I don't even know what to say anymore.
So much. So much has changed, so much going on. I hardly know how to sort my thoughts, which emotions to believe, what words to speak. I just want to get back to the baseline, I think.
My husband is out of town for work this week, and I think the strange hiatus has given me some space to sort. Don't get me wrong, I miss him like all get out and I can't wait for his return. But I think the timing of this is quite important. As I've been thinking, processing, journaling, spending time alone, I've reflected. And the fact that has shown its face is that this year has been the most different and perhaps difficult of all.
All of the normalcies have been tossed aside for the sake of something sacred and beautiful, and now new normalcies are being created. But the trouble in all this, the conflict, is deciphering the way to merge the old and new. For example, how do I cut out the introverted and creative blocks that my being so needs, while remaining in the presence of my companion. How do I drink tea late at night while listening to old school jazz and write write write until it all comes out, while simultaneously falling asleep together. How do I, do us? How does he, do us? Together?

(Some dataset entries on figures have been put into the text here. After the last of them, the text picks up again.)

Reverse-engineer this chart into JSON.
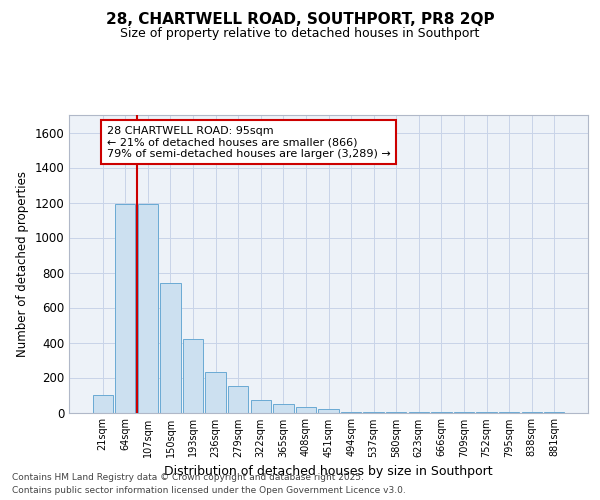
{
  "title": "28, CHARTWELL ROAD, SOUTHPORT, PR8 2QP",
  "subtitle": "Size of property relative to detached houses in Southport",
  "xlabel": "Distribution of detached houses by size in Southport",
  "ylabel": "Number of detached properties",
  "categories": [
    "21sqm",
    "64sqm",
    "107sqm",
    "150sqm",
    "193sqm",
    "236sqm",
    "279sqm",
    "322sqm",
    "365sqm",
    "408sqm",
    "451sqm",
    "494sqm",
    "537sqm",
    "580sqm",
    "623sqm",
    "666sqm",
    "709sqm",
    "752sqm",
    "795sqm",
    "838sqm",
    "881sqm"
  ],
  "values": [
    100,
    1190,
    1190,
    740,
    420,
    230,
    150,
    70,
    50,
    30,
    20,
    5,
    3,
    2,
    2,
    1,
    1,
    1,
    1,
    1,
    1
  ],
  "bar_color": "#cce0f0",
  "bar_edge_color": "#6aaad4",
  "grid_color": "#c8d4e8",
  "bg_color": "#edf2f8",
  "annotation_line1": "28 CHARTWELL ROAD: 95sqm",
  "annotation_line2": "← 21% of detached houses are smaller (866)",
  "annotation_line3": "79% of semi-detached houses are larger (3,289) →",
  "annotation_box_color": "#ffffff",
  "annotation_box_edge": "#cc0000",
  "vline_color": "#cc0000",
  "vline_x": 1.5,
  "ylim": [
    0,
    1700
  ],
  "yticks": [
    0,
    200,
    400,
    600,
    800,
    1000,
    1200,
    1400,
    1600
  ],
  "footer_line1": "Contains HM Land Registry data © Crown copyright and database right 2025.",
  "footer_line2": "Contains public sector information licensed under the Open Government Licence v3.0."
}
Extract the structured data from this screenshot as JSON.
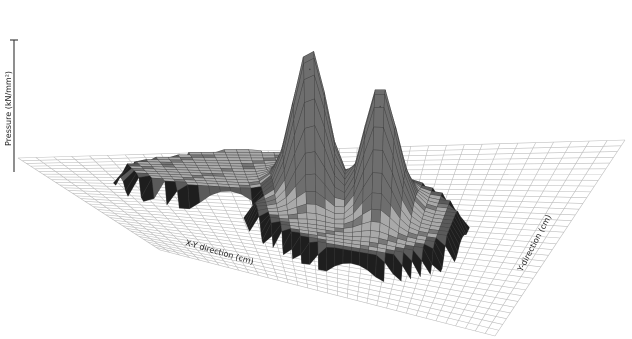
{
  "chart_data": {
    "type": "surface",
    "title": "",
    "zlabel": "Pressure (kN/mm²)",
    "xlabel": "X-Y direction (cm)",
    "ylabel": "Y-direction (cm)",
    "zlim": [
      0,
      1
    ],
    "grid": true,
    "surface": {
      "feature_height": 0.15,
      "peaks": [
        {
          "x": 0.47,
          "y": 0.46,
          "height": 1.0
        },
        {
          "x": 0.62,
          "y": 0.53,
          "height": 0.85
        }
      ]
    }
  }
}
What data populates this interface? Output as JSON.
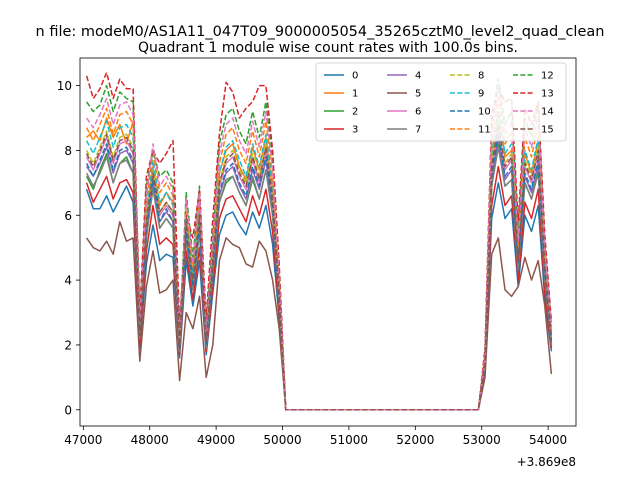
{
  "suptitle": "n file: modeM0/AS1A11_047T09_9000005054_35265cztM0_level2_quad_clean",
  "chart_data": {
    "type": "line",
    "title": "Quadrant 1 module wise count rates with 100.0s bins.",
    "xlabel": "",
    "ylabel": "",
    "offset_text": "+3.869e8",
    "xlim": [
      46950,
      54420
    ],
    "ylim": [
      -0.5,
      10.85
    ],
    "xticks": [
      47000,
      48000,
      49000,
      50000,
      51000,
      52000,
      53000,
      54000
    ],
    "yticks": [
      0,
      2,
      4,
      6,
      8,
      10
    ],
    "grid": false,
    "legend": {
      "placement": "top-right",
      "columns": 4
    },
    "x": [
      47050,
      47150,
      47250,
      47350,
      47450,
      47550,
      47650,
      47750,
      47850,
      47950,
      48050,
      48150,
      48250,
      48350,
      48450,
      48550,
      48650,
      48750,
      48850,
      48950,
      49050,
      49150,
      49250,
      49350,
      49450,
      49550,
      49650,
      49750,
      49850,
      49950,
      50050,
      50150,
      50250,
      50350,
      50450,
      50550,
      50650,
      50750,
      50850,
      50950,
      51050,
      51150,
      51250,
      51350,
      51450,
      51550,
      51650,
      51750,
      51850,
      51950,
      52050,
      52150,
      52250,
      52350,
      52450,
      52550,
      52650,
      52750,
      52850,
      52950,
      53050,
      53150,
      53250,
      53350,
      53450,
      53550,
      53650,
      53750,
      53850,
      53950,
      54050
    ],
    "series": [
      {
        "name": "0",
        "color": "#1f77b4",
        "dash": false,
        "values": [
          6.8,
          6.2,
          6.2,
          6.6,
          6.1,
          6.5,
          6.9,
          6.4,
          1.9,
          4.5,
          5.7,
          4.6,
          4.8,
          4.7,
          1.6,
          4.6,
          3.2,
          4.6,
          1.7,
          3.6,
          5.4,
          6.0,
          6.1,
          5.7,
          5.4,
          6.1,
          5.6,
          6.3,
          5.1,
          2.8,
          0,
          0,
          0,
          0,
          0,
          0,
          0,
          0,
          0,
          0,
          0,
          0,
          0,
          0,
          0,
          0,
          0,
          0,
          0,
          0,
          0,
          0,
          0,
          0,
          0,
          0,
          0,
          0,
          0,
          0,
          1.2,
          5.9,
          7.0,
          5.9,
          6.2,
          3.8,
          6.0,
          5.5,
          6.3,
          3.4,
          1.8
        ]
      },
      {
        "name": "1",
        "color": "#ff7f0e",
        "dash": false,
        "values": [
          8.4,
          8.6,
          8.3,
          9.0,
          8.4,
          8.8,
          8.2,
          8.9,
          2.4,
          6.1,
          7.5,
          6.3,
          6.7,
          6.4,
          2.0,
          6.0,
          4.1,
          6.3,
          2.2,
          4.8,
          7.3,
          8.0,
          8.2,
          7.5,
          7.1,
          8.1,
          7.4,
          8.4,
          6.8,
          3.8,
          0,
          0,
          0,
          0,
          0,
          0,
          0,
          0,
          0,
          0,
          0,
          0,
          0,
          0,
          0,
          0,
          0,
          0,
          0,
          0,
          0,
          0,
          0,
          0,
          0,
          0,
          0,
          0,
          0,
          0,
          1.6,
          7.8,
          9.2,
          7.8,
          8.0,
          4.9,
          7.9,
          7.3,
          8.3,
          4.5,
          2.3
        ]
      },
      {
        "name": "2",
        "color": "#2ca02c",
        "dash": false,
        "values": [
          7.2,
          6.8,
          7.4,
          7.9,
          7.0,
          7.6,
          7.8,
          7.3,
          2.2,
          5.3,
          6.9,
          5.6,
          5.9,
          5.6,
          1.8,
          5.3,
          3.7,
          5.5,
          1.9,
          4.2,
          6.4,
          7.0,
          7.2,
          6.7,
          6.3,
          7.1,
          6.5,
          7.4,
          6.0,
          3.3,
          0,
          0,
          0,
          0,
          0,
          0,
          0,
          0,
          0,
          0,
          0,
          0,
          0,
          0,
          0,
          0,
          0,
          0,
          0,
          0,
          0,
          0,
          0,
          0,
          0,
          0,
          0,
          0,
          0,
          0,
          1.4,
          6.9,
          8.2,
          6.9,
          7.1,
          4.3,
          7.0,
          6.5,
          7.4,
          4.0,
          2.0
        ]
      },
      {
        "name": "3",
        "color": "#d62728",
        "dash": false,
        "values": [
          7.0,
          6.4,
          6.8,
          7.2,
          6.5,
          7.0,
          7.1,
          6.7,
          2.0,
          4.9,
          6.3,
          5.1,
          5.3,
          5.1,
          1.7,
          4.9,
          3.4,
          5.0,
          1.8,
          3.8,
          5.9,
          6.5,
          6.6,
          6.2,
          5.8,
          6.6,
          6.0,
          6.8,
          5.5,
          3.0,
          0,
          0,
          0,
          0,
          0,
          0,
          0,
          0,
          0,
          0,
          0,
          0,
          0,
          0,
          0,
          0,
          0,
          0,
          0,
          0,
          0,
          0,
          0,
          0,
          0,
          0,
          0,
          0,
          0,
          0,
          1.3,
          6.3,
          7.5,
          6.3,
          6.6,
          4.0,
          6.4,
          5.9,
          6.8,
          3.6,
          1.9
        ]
      },
      {
        "name": "4",
        "color": "#9467bd",
        "dash": false,
        "values": [
          7.5,
          7.2,
          7.6,
          8.1,
          7.3,
          7.9,
          8.0,
          7.6,
          2.3,
          5.6,
          7.0,
          5.8,
          6.1,
          5.8,
          1.9,
          5.5,
          3.8,
          5.7,
          2.0,
          4.3,
          6.6,
          7.3,
          7.5,
          6.9,
          6.5,
          7.4,
          6.8,
          7.7,
          6.2,
          3.4,
          0,
          0,
          0,
          0,
          0,
          0,
          0,
          0,
          0,
          0,
          0,
          0,
          0,
          0,
          0,
          0,
          0,
          0,
          0,
          0,
          0,
          0,
          0,
          0,
          0,
          0,
          0,
          0,
          0,
          0,
          1.4,
          7.1,
          8.4,
          7.1,
          7.4,
          4.4,
          7.2,
          6.7,
          7.6,
          4.1,
          2.1
        ]
      },
      {
        "name": "5",
        "color": "#8c564b",
        "dash": false,
        "values": [
          5.3,
          5.0,
          4.9,
          5.2,
          4.8,
          5.8,
          5.2,
          5.3,
          1.5,
          3.8,
          4.9,
          3.6,
          3.7,
          4.0,
          0.9,
          3.0,
          2.5,
          3.5,
          1.0,
          2.0,
          4.6,
          5.3,
          5.1,
          5.0,
          4.5,
          4.4,
          5.2,
          4.9,
          4.0,
          2.5,
          0,
          0,
          0,
          0,
          0,
          0,
          0,
          0,
          0,
          0,
          0,
          0,
          0,
          0,
          0,
          0,
          0,
          0,
          0,
          0,
          0,
          0,
          0,
          0,
          0,
          0,
          0,
          0,
          0,
          0,
          1.0,
          4.8,
          5.3,
          3.7,
          3.5,
          3.8,
          4.7,
          4.0,
          4.6,
          3.2,
          1.1
        ]
      },
      {
        "name": "6",
        "color": "#e377c2",
        "dash": false,
        "values": [
          7.8,
          7.4,
          7.9,
          8.4,
          7.6,
          8.2,
          8.3,
          7.9,
          2.3,
          5.8,
          7.2,
          6.0,
          6.3,
          6.0,
          1.9,
          5.7,
          3.9,
          5.9,
          2.1,
          4.5,
          6.9,
          7.6,
          7.8,
          7.2,
          6.8,
          7.7,
          7.0,
          8.0,
          6.5,
          3.5,
          0,
          0,
          0,
          0,
          0,
          0,
          0,
          0,
          0,
          0,
          0,
          0,
          0,
          0,
          0,
          0,
          0,
          0,
          0,
          0,
          0,
          0,
          0,
          0,
          0,
          0,
          0,
          0,
          0,
          0,
          1.5,
          7.4,
          8.7,
          7.4,
          7.7,
          4.6,
          7.5,
          7.0,
          7.9,
          4.3,
          2.2
        ]
      },
      {
        "name": "7",
        "color": "#7f7f7f",
        "dash": false,
        "values": [
          7.3,
          6.9,
          7.3,
          7.8,
          7.0,
          7.6,
          7.7,
          7.3,
          2.2,
          5.4,
          6.8,
          5.6,
          5.9,
          5.6,
          1.8,
          5.3,
          3.7,
          5.5,
          1.9,
          4.2,
          6.4,
          7.1,
          7.2,
          6.7,
          6.3,
          7.2,
          6.5,
          7.4,
          6.0,
          3.3,
          0,
          0,
          0,
          0,
          0,
          0,
          0,
          0,
          0,
          0,
          0,
          0,
          0,
          0,
          0,
          0,
          0,
          0,
          0,
          0,
          0,
          0,
          0,
          0,
          0,
          0,
          0,
          0,
          0,
          0,
          1.4,
          6.9,
          8.1,
          6.9,
          7.1,
          4.3,
          7.0,
          6.5,
          7.3,
          4.0,
          2.0
        ]
      },
      {
        "name": "8",
        "color": "#bcbd22",
        "dash": true,
        "values": [
          8.0,
          7.6,
          8.1,
          8.6,
          7.8,
          8.4,
          8.5,
          8.1,
          2.4,
          5.9,
          7.4,
          6.1,
          6.4,
          6.1,
          2.0,
          5.8,
          4.0,
          6.0,
          2.1,
          4.6,
          7.0,
          7.8,
          8.0,
          7.4,
          7.0,
          7.9,
          7.2,
          8.2,
          6.6,
          3.6,
          0,
          0,
          0,
          0,
          0,
          0,
          0,
          0,
          0,
          0,
          0,
          0,
          0,
          0,
          0,
          0,
          0,
          0,
          0,
          0,
          0,
          0,
          0,
          0,
          0,
          0,
          0,
          0,
          0,
          0,
          1.5,
          7.6,
          8.9,
          7.6,
          7.9,
          4.7,
          7.7,
          7.2,
          8.1,
          4.4,
          2.2
        ]
      },
      {
        "name": "9",
        "color": "#17becf",
        "dash": true,
        "values": [
          8.3,
          7.9,
          8.4,
          8.9,
          8.1,
          8.7,
          8.8,
          8.4,
          2.5,
          6.1,
          7.7,
          6.4,
          6.7,
          6.3,
          2.0,
          6.0,
          4.2,
          6.2,
          2.2,
          4.8,
          7.3,
          8.1,
          8.3,
          7.7,
          7.2,
          8.2,
          7.5,
          8.5,
          6.9,
          3.7,
          0,
          0,
          0,
          0,
          0,
          0,
          0,
          0,
          0,
          0,
          0,
          0,
          0,
          0,
          0,
          0,
          0,
          0,
          0,
          0,
          0,
          0,
          0,
          0,
          0,
          0,
          0,
          0,
          0,
          0,
          1.6,
          7.9,
          9.2,
          7.9,
          8.2,
          4.8,
          8.0,
          7.4,
          8.4,
          4.6,
          2.3
        ]
      },
      {
        "name": "10",
        "color": "#1f77b4",
        "dash": true,
        "values": [
          7.6,
          7.2,
          7.7,
          8.2,
          7.4,
          8.0,
          8.1,
          7.7,
          2.3,
          5.6,
          7.1,
          5.8,
          6.2,
          5.8,
          1.9,
          5.5,
          3.8,
          5.7,
          2.0,
          4.4,
          6.7,
          7.4,
          7.6,
          7.0,
          6.6,
          7.5,
          6.9,
          7.8,
          6.3,
          3.4,
          0,
          0,
          0,
          0,
          0,
          0,
          0,
          0,
          0,
          0,
          0,
          0,
          0,
          0,
          0,
          0,
          0,
          0,
          0,
          0,
          0,
          0,
          0,
          0,
          0,
          0,
          0,
          0,
          0,
          0,
          1.4,
          7.2,
          8.5,
          7.2,
          7.5,
          4.5,
          7.3,
          6.8,
          7.7,
          4.2,
          2.1
        ]
      },
      {
        "name": "11",
        "color": "#ff7f0e",
        "dash": true,
        "values": [
          8.7,
          8.3,
          8.8,
          9.3,
          8.5,
          9.1,
          9.2,
          8.8,
          2.6,
          6.4,
          8.0,
          6.7,
          7.0,
          6.6,
          2.1,
          6.3,
          4.4,
          6.5,
          2.3,
          5.0,
          7.6,
          8.5,
          8.7,
          8.0,
          7.6,
          8.6,
          7.8,
          8.9,
          7.2,
          3.9,
          0,
          0,
          0,
          0,
          0,
          0,
          0,
          0,
          0,
          0,
          0,
          0,
          0,
          0,
          0,
          0,
          0,
          0,
          0,
          0,
          0,
          0,
          0,
          0,
          0,
          0,
          0,
          0,
          0,
          0,
          1.7,
          8.3,
          9.6,
          8.2,
          8.6,
          5.0,
          8.4,
          7.8,
          8.8,
          4.8,
          2.4
        ]
      },
      {
        "name": "12",
        "color": "#2ca02c",
        "dash": true,
        "values": [
          9.5,
          9.2,
          9.4,
          10.0,
          9.2,
          9.8,
          9.6,
          9.5,
          2.8,
          6.9,
          8.0,
          7.2,
          7.4,
          7.0,
          2.3,
          6.7,
          4.7,
          6.9,
          2.5,
          5.3,
          8.2,
          9.1,
          9.3,
          8.6,
          8.2,
          9.2,
          8.4,
          9.5,
          7.7,
          4.2,
          0,
          0,
          0,
          0,
          0,
          0,
          0,
          0,
          0,
          0,
          0,
          0,
          0,
          0,
          0,
          0,
          0,
          0,
          0,
          0,
          0,
          0,
          0,
          0,
          0,
          0,
          0,
          0,
          0,
          0,
          1.8,
          8.9,
          10.2,
          8.8,
          9.2,
          5.4,
          9.0,
          8.4,
          9.4,
          5.1,
          2.6
        ]
      },
      {
        "name": "13",
        "color": "#d62728",
        "dash": true,
        "values": [
          10.3,
          9.6,
          9.9,
          10.4,
          9.6,
          10.2,
          9.9,
          9.9,
          3.0,
          7.2,
          8.0,
          7.6,
          7.9,
          8.3,
          2.6,
          6.0,
          5.3,
          6.8,
          2.8,
          5.9,
          8.5,
          10.1,
          9.8,
          9.0,
          9.3,
          9.5,
          10.0,
          10.0,
          8.0,
          4.5,
          0,
          0,
          0,
          0,
          0,
          0,
          0,
          0,
          0,
          0,
          0,
          0,
          0,
          0,
          0,
          0,
          0,
          0,
          0,
          0,
          0,
          0,
          0,
          0,
          0,
          0,
          0,
          0,
          0,
          0,
          1.9,
          9.1,
          9.9,
          9.5,
          9.6,
          5.8,
          9.3,
          8.8,
          9.5,
          5.4,
          2.7
        ]
      },
      {
        "name": "14",
        "color": "#e377c2",
        "dash": true,
        "values": [
          9.0,
          8.7,
          9.1,
          9.6,
          8.8,
          9.4,
          9.5,
          9.1,
          2.7,
          6.6,
          8.2,
          6.9,
          7.2,
          6.8,
          2.2,
          6.5,
          4.5,
          6.7,
          2.4,
          5.2,
          7.9,
          8.8,
          9.0,
          8.3,
          7.9,
          8.9,
          8.1,
          9.2,
          7.4,
          4.0,
          0,
          0,
          0,
          0,
          0,
          0,
          0,
          0,
          0,
          0,
          0,
          0,
          0,
          0,
          0,
          0,
          0,
          0,
          0,
          0,
          0,
          0,
          0,
          0,
          0,
          0,
          0,
          0,
          0,
          0,
          1.7,
          8.6,
          9.9,
          8.5,
          8.9,
          5.2,
          8.7,
          8.1,
          9.1,
          5.0,
          2.5
        ]
      },
      {
        "name": "15",
        "color": "#8c564b",
        "dash": true,
        "values": [
          7.9,
          7.5,
          8.0,
          8.5,
          7.7,
          8.3,
          8.4,
          8.0,
          2.3,
          5.8,
          7.3,
          6.1,
          6.4,
          6.1,
          2.0,
          5.8,
          4.0,
          6.0,
          2.1,
          4.6,
          7.0,
          7.7,
          7.9,
          7.3,
          6.9,
          7.8,
          7.1,
          8.1,
          6.5,
          3.6,
          0,
          0,
          0,
          0,
          0,
          0,
          0,
          0,
          0,
          0,
          0,
          0,
          0,
          0,
          0,
          0,
          0,
          0,
          0,
          0,
          0,
          0,
          0,
          0,
          0,
          0,
          0,
          0,
          0,
          0,
          1.5,
          7.5,
          8.8,
          7.5,
          7.8,
          4.6,
          7.6,
          7.1,
          8.0,
          4.4,
          2.2
        ]
      }
    ]
  }
}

It's the mysterious merging of two beings.
I want to do this. I will not forget the artist. This year has been one of quieting her, shushing her for the sake of other very beckoning things. But I will fight for this, because it has proven to be good. Here it is again, the goodness. And it's good because it reflects our Creator. When I create, when I take the space to be the artist, only good ensues because our Creator is only good. What comes is clarity, peace, beauty, joy. His trademarks. When I create, He is creating.
This time of Aaron's absence makes me feel like I'm in college again, ignoring a paper that needs to be written and choosing instead to write the words coming from inside me. All of the sudden I'm on my roommate's most precious mustard-brown couch, under a blanket, eyes glazed over from the length of the day but mind flourishing like an ink pen. And that still feels normal to me. So here I sit, trying to merge the old and the new, living in a brand new reality.
What's normal to me is a long and slow morning filled with lava-like coffee and highly-accessorized yogurt. What's new is my kitchen and most joyful companion. What's good is both.
The Necessity: Plain, unflavored, nonfat yogurt.
The Favorites: Mostly green banana. Seedless Thompson raisins. Ground flax seed. Old-fashioned oats. Swirl of honey. Cinnamon.
The Preferences (but also the May-Not-Always-Be-In-Stock): Berries. Walnut pieces. Really crunchy granola. Splash of unsweetened almond milk.